In a rare display of bipartisanship, House Reps. Marsha Blackburn (R-Tenn.) and Kurt Schrader (D-Ore.) introduced a resolution aimed at increasing buildings’ energy efficiency.

According to a press release on Blackburn’s website, H.R. 5027, or the Energy Savings and Building Efficiency Act, will “increase transparency and cost-effectiveness in the development of model energy codes” by more clearly defining “what technical assistance the Department of Energy (DOE) can provide in developing the code.”

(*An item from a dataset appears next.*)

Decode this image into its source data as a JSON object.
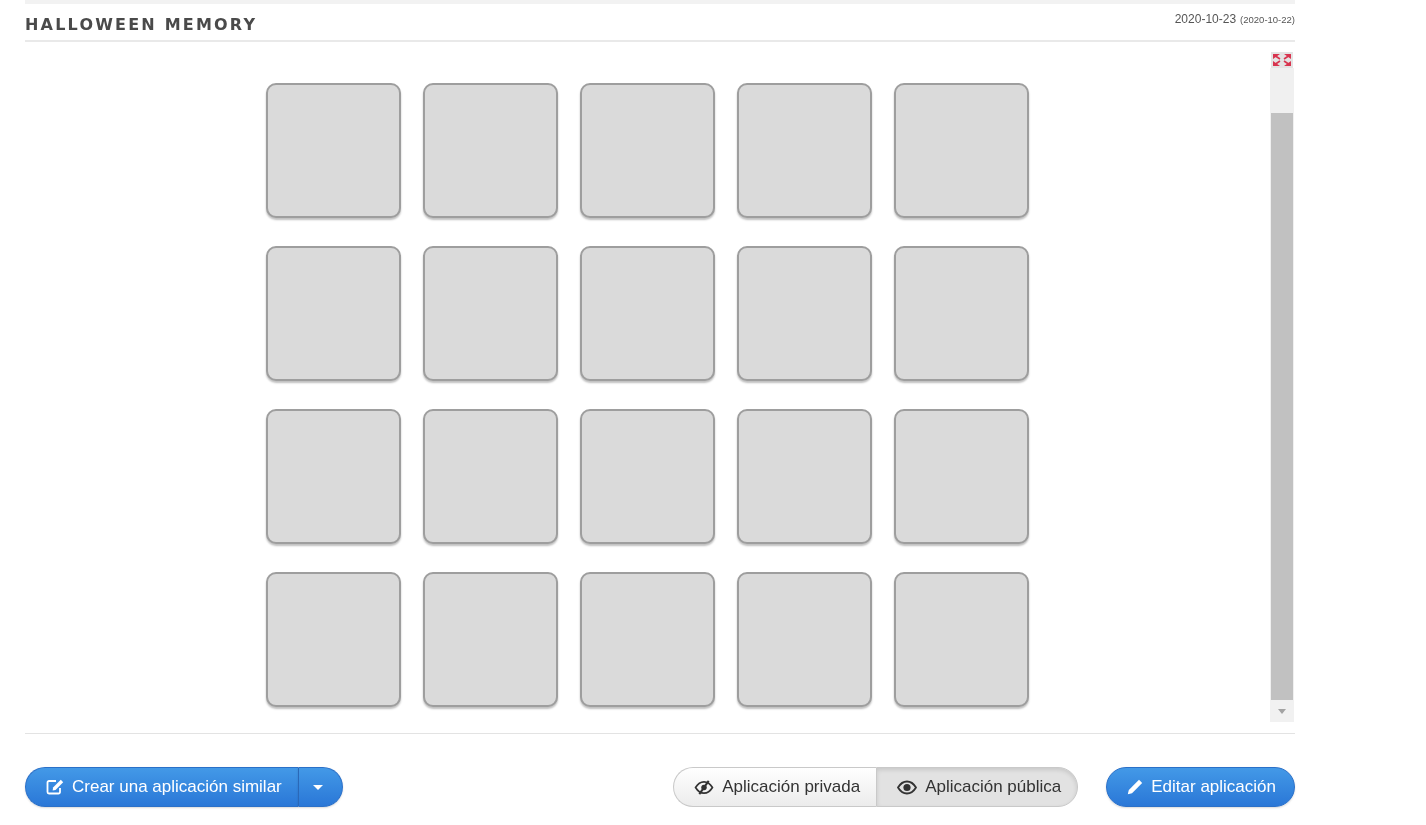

“This strikes a proper cost-benefit balance by promoting the development of efficiency targets for buildings, while ensuring that homeowners and builders are not burdened by unreasonable regulations. Additionally, hard-working taxpayers are protected by a provision preventing federal funds from being used to advance code revisions proposed by special interest groups,” Blackburn says.

July14leadAAMAchart2Mike O’Brien, president of the Window and Door Manufacturers Association (WDMA), is pleased with the proposal.

“WDMA welcomes this bipartisan legislation that promotes energy efficiency in homes and commercial buildings. It is important that energy codes be product neutral and allow for reasonable payback periods, and we are pleased that the bill also seeks to provide greater transparency for Department of Energy code change proposals,” he says.

Specifically, the bill would ensure that all DOE code change proposals are:

  • Made available to the public, including calculations on costs and savings;
  • Subject to the official rulemaking process, allowing for public comment; and
  • Taking into account small business concerns.

“Providing the 10 year payback stipulated in H.R. 5027 would be a challenge for many Energy Star compliant windows, particularly with the more aggressive Energy Star performance criteria slated to take effect in 2015,” says AAMA president and CEO Richard Walker. “While it’s always encouraging to see a bill with bipartisan sponsors, the distraction of the November elections and recent dismal record of House bills making it through the Senate are not encouraging signs. The bipartisan Shaheen-Portman Energy Savings and Industrial Competitive Act has been rattling around the halls of Congress for nearly three years now.”

John Floyd, principal of Ole South Properties in Nashville, adds, “This bill will help ensure that new homes become increasingly energy efficient, but not at a pace that the market cannot bear. Our buyers want to be assured that the additional cost comes with a reasonable payback so they can recoup the money they spent.”

Schrader, the bill’s cosponsor, says, “Ensuring the federal government is working for businesses and homeowners, and not against them, in helping to promote energy efficient buildings is the right policy approach, and the Energy Savings and Building Efficiency Act will do just that.”